A Jewish newlywed discovered her husband’s secret identity as a Shi’ite Muslim when she found his passport.
By Donna Rachel Edmunds, World Israel News.
A Jewish newlywed woman living in Brooklyn has discovered that her new husband was not a Lebanese Sephardi Jew, as he claimed, but a Lebanese Shi’ite Muslim.
The couple had only been married a few weeks when the wife, who has not been named, became suspicious of her husband, known as Eliyah Haliwa, when she found a Lebanese passport with his face but another name, Yeshiva World reported.
The woman reached out to friends and family who contacted the authorities. She is now staying in a safe house.
The family believed ‘Eliyah’ was Jewish as he presented as Orthodox and spoke Hebrew. He also claimed to have connections with Chabad of Texas University.
According to Rabbi Yosef Lazarof, who manages the Chabad branch, Haliwa attempted to take part in Jewish activities when he arrived at the university in 2018.
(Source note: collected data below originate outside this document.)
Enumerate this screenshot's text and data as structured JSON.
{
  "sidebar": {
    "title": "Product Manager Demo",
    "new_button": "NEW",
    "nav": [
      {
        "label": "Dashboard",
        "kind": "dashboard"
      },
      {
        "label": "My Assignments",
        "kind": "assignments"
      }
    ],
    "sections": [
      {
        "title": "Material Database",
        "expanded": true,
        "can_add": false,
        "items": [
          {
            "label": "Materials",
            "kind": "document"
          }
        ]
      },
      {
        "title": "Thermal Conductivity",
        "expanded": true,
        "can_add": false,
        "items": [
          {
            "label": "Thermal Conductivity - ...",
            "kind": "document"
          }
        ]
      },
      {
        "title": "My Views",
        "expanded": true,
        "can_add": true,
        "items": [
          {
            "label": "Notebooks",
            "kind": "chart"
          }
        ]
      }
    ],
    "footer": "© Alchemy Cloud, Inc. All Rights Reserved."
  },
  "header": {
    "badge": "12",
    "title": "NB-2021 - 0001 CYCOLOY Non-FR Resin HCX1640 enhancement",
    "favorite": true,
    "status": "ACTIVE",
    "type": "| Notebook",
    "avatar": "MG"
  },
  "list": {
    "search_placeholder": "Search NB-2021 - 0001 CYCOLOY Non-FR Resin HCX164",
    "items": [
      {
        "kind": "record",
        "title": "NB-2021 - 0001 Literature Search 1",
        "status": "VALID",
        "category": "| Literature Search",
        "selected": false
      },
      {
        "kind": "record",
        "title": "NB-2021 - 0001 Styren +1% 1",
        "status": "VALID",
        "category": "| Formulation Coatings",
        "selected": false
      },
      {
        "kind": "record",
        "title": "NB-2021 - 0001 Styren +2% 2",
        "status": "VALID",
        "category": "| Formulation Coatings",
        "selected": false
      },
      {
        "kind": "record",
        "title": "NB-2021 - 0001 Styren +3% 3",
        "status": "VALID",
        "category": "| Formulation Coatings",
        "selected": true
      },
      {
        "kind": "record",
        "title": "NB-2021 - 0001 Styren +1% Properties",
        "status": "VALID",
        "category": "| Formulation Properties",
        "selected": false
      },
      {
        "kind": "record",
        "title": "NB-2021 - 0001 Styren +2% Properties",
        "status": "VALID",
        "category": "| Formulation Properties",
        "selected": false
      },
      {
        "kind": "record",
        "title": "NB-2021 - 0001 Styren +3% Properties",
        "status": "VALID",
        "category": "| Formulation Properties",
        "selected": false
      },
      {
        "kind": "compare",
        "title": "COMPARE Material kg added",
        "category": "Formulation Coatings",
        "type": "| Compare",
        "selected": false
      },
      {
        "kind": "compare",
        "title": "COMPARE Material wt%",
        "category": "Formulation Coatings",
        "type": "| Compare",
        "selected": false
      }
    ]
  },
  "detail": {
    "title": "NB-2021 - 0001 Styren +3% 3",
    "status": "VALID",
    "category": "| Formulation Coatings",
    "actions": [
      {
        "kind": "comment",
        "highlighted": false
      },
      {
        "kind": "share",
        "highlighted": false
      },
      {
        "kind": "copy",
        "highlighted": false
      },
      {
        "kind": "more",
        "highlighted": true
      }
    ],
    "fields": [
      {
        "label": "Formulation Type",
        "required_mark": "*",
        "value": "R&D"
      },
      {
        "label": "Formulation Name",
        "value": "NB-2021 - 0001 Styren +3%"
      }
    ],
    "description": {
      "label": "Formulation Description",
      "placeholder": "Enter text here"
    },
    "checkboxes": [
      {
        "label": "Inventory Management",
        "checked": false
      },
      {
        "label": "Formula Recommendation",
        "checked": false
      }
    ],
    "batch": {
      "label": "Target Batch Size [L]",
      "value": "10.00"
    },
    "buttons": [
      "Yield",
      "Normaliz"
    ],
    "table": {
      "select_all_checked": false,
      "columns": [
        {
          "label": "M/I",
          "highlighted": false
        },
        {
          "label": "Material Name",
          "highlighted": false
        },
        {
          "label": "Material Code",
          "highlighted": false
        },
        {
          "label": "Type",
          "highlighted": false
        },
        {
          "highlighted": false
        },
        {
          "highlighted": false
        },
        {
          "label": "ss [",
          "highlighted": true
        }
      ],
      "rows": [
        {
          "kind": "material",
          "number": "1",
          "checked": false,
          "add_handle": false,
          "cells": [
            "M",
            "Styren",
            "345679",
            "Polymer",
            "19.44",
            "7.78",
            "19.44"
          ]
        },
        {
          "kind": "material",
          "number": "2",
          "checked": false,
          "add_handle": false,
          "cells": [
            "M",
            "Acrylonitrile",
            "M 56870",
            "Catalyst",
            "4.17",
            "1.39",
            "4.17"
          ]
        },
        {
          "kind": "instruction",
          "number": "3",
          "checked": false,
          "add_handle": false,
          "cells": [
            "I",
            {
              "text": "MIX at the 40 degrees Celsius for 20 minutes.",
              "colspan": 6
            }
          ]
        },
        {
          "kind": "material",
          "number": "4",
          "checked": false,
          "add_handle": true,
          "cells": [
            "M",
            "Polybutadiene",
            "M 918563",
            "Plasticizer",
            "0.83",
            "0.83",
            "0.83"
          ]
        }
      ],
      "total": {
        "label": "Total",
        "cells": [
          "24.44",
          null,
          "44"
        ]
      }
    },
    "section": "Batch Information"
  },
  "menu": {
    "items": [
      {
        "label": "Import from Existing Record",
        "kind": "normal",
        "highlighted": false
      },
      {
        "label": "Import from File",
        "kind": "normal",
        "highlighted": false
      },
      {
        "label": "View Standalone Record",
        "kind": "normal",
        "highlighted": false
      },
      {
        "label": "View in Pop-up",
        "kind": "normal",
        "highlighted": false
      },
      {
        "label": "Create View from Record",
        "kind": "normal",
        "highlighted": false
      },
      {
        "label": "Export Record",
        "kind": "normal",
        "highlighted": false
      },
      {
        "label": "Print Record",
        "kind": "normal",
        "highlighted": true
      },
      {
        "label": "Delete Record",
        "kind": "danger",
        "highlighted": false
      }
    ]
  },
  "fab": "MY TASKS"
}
Haliwa “began visiting Chabad along with other local campus Jewish institutions (including serving as president at one of them),” Lazarov said in a statement. “He would occasionally attend Shabbat meals at Chabad, and infrequently attended the services or Torah classes.”
Last year Haliwa enrolled on a dating site, presenting himself as a religious Jew, where he met his Syrian Jewish bride-to-be.
“When the relationship grew more serious, the girl reached out to me to check him out, and we – my wife and I, based on what we saw the few times he arrived for Shabbat dinner or to pray – saw that his lifestyle was not that of a religious Jew, to say the least,” Lazarov later told Israel Hayom.
According to The Yeshiva World, Haliwa produced a family tree that subsequently turned out to be suspect – it included the name Meyer Lansky, a notorious mobster from the 1920s – but never introduced his wife or her family to his own, making excuses about why they were unable to meet or attend the wedding.
Instead, he was accompanied under the chuppah by Lazarov.
“The wedding itself was officiated by Rabbi [Ezra] Zafrani’s son, Rabbi David Zafrani,” Lazarov explained in his statement. “As my wife and I were in New York for other reasons, Rabbi David Zafrani, who was officiating in place of his father, and his wife, asked us to join the wedding. As the groom had no family attending, at the request of the couple and the Zafranis, we walked him down the aisle and I signed the ketubah, which had been drafted by Rabbi Ezra Zafrani.”
He added: “We were not officiating, and our involvement was predicated on the understanding that, as supervising rabbis, Ezra and David Zafrani had done their due diligence to confirm the groom’s Jewish status.”
Rabbi Ezra Zafrani has since issued a public apology and accepted responsibility for the mistake.
“I was completely misled by this man and others about his Judaism,” Zafrani Sr. said, according to the Haredim 10 website.
He continued: “I’m amazed at myself for allowing this to happen, and I have no one else to blame. I have no words to describe the pain that this has caused our rabbis and our community. No apology can heal the wounds, but it must be made.”
It is believed that Haliwa did not concealed his identity because of antisemitic motives; rather, it appears he wanted to be Jewish. It is not clear why he didn’t convert through the usual channels.
Following his wife’s report to the authorities, the FBI, NYPD Intel Division, NYPD Joint Terrorism Task Force, and ICE officials interviewed Haliwa. They have confirmed that both his Lebanese and U.S. passports are valid and that he has no terror connections.